Gemini Man Revisited

The first section trades Pepe for Jamacy, which quickly crawls along the ground when it doesn't have a ladder to climb. Pepe was a better partner for Nitron here as it was strong enough to provide a distraction, while this time both enemies die in one hit. However, the terrain is more deadly this time around, the Nitrons are more numerous and appear higher, and a couple of the Jamacys are placed where they could possibly knock the player into a pit, so it's a decent tradeoff.

Pole was kind of interesting thematically, but it doesn't have much to offer the gameplay and it's overused here. Potton is the only other enemy for the rest of the first half and he's not much of a threat by himself either.

After a pointless forced use of Rush, we find that Jamacys are crawling out of the broken walls. This one is alone, and beyond that is a new water section.

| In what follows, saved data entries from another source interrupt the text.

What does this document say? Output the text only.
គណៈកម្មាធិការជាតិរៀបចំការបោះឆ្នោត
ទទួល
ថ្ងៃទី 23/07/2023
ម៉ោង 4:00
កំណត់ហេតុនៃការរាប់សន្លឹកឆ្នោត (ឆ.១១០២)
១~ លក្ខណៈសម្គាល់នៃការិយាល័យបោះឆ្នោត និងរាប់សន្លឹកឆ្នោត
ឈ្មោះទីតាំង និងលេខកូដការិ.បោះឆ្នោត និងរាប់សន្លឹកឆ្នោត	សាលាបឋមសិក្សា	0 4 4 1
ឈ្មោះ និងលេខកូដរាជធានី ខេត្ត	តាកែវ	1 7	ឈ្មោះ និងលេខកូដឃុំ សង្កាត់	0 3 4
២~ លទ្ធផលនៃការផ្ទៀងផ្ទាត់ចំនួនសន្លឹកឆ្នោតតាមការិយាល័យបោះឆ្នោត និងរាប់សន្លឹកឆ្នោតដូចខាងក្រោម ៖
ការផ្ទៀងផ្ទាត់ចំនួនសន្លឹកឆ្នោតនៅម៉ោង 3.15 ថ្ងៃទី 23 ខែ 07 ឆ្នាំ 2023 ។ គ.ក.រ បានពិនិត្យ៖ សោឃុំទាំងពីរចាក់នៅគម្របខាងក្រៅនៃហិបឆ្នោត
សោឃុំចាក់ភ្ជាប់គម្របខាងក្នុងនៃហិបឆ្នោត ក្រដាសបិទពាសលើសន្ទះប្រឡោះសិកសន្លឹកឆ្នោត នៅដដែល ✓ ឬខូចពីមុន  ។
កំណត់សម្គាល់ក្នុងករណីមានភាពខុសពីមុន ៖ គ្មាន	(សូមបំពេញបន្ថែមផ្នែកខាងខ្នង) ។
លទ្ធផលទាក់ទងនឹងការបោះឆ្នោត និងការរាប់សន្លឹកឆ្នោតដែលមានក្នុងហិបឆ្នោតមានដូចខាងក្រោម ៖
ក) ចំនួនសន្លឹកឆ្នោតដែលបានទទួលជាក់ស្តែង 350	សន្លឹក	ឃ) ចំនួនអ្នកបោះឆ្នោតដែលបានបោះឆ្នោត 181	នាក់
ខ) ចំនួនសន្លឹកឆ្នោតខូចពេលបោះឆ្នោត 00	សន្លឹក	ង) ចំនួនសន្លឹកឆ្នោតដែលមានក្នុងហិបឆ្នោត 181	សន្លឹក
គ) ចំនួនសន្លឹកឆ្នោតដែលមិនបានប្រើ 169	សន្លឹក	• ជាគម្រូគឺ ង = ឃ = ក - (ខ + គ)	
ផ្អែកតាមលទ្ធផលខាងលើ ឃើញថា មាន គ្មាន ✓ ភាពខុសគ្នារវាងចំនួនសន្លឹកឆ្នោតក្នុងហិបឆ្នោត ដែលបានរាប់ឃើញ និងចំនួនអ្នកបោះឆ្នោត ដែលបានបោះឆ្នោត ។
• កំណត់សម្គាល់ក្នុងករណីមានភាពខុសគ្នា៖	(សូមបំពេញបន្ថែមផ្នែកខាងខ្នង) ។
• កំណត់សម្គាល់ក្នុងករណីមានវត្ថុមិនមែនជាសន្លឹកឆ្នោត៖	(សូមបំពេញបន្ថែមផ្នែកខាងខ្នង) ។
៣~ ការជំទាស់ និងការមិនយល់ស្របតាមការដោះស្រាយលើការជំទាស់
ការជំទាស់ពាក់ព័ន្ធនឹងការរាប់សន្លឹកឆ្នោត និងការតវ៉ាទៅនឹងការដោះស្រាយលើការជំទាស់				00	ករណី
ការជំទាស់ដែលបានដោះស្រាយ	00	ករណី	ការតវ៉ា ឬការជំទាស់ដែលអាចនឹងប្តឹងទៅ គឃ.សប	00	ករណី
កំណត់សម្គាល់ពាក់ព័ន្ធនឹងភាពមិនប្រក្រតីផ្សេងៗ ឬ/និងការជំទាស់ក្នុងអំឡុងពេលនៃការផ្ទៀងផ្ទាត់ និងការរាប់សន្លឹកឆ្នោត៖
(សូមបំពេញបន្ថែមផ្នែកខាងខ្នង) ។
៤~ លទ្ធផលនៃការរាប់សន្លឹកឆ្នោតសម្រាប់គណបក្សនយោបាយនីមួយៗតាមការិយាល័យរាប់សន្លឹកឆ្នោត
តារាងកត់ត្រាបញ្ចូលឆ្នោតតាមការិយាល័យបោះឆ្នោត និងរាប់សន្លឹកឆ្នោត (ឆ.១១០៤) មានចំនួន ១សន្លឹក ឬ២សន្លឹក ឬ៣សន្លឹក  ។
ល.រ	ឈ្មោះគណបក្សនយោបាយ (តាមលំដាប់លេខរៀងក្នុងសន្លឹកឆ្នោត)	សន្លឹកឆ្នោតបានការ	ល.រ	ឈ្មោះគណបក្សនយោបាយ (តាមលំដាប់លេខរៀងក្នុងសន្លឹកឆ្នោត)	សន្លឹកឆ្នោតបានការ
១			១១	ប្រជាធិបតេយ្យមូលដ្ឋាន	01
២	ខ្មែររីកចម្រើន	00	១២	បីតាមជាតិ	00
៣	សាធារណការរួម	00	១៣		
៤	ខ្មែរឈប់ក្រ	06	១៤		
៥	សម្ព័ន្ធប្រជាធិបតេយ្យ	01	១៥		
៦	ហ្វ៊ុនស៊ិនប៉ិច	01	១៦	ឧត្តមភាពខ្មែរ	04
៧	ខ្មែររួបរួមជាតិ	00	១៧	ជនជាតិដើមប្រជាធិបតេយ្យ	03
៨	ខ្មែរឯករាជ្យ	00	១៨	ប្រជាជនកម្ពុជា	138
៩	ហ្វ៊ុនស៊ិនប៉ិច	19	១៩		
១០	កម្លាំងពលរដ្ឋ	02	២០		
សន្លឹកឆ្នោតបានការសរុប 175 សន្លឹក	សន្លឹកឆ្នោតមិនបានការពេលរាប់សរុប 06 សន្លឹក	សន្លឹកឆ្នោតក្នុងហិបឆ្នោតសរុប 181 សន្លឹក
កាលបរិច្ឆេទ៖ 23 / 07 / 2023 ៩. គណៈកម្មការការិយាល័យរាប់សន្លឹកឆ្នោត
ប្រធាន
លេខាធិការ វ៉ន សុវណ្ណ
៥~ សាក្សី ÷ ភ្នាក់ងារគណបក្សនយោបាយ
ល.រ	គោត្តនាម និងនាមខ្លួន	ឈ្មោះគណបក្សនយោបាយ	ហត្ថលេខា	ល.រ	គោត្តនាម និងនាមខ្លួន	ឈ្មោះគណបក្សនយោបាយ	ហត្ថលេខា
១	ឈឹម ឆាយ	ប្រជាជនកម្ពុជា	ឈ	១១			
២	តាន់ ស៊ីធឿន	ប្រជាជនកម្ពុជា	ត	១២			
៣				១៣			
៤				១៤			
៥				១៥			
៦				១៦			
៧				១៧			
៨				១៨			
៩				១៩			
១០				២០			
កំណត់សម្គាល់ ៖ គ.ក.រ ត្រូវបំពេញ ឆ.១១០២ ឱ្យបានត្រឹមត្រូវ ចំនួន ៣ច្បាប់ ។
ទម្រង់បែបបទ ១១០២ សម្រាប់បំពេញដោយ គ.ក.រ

Now, the previous water section was hands down my favorite part of the game, and likely the most difficult. This is a joke in comparison. Instead of being attacked vertically and horizontally among complex terrain, we're treated to a wide open path between two enemies attacking vertically, meaning we can just sail right through without hassle. We don't even need to go after the refills, as it's short enough that it only takes 2/3 of Rush Marine's energy.

Rush Jet also works just fine in water, if you're so inclined. Yet more Pottons fill the room afterward, though these at least have a chance at hitting since the player might go for the ladder instead of walking under them first.

This section is pretty great though. There's a bunch of Jamacys falling from the ceiling, and they can climb down any ladders they run into. Having a horizontal section full of ladders was a brilliant move, as it provides a bunch of things for players to grab onto, breaks up the enemy movement, and there are plenty of possible routes to take, any of which are viable depending on the current position of the enemies. It's not that difficult, but it's one of the most interesting examples of stage design we've seen so far.

And then, an empty room. Okay.

This one does pretty well with half the stage, but also wastes too much space neutering the water section and spending a quarter of the stage on more Poles. Still, the new section was a great idea both mechanically and thematically.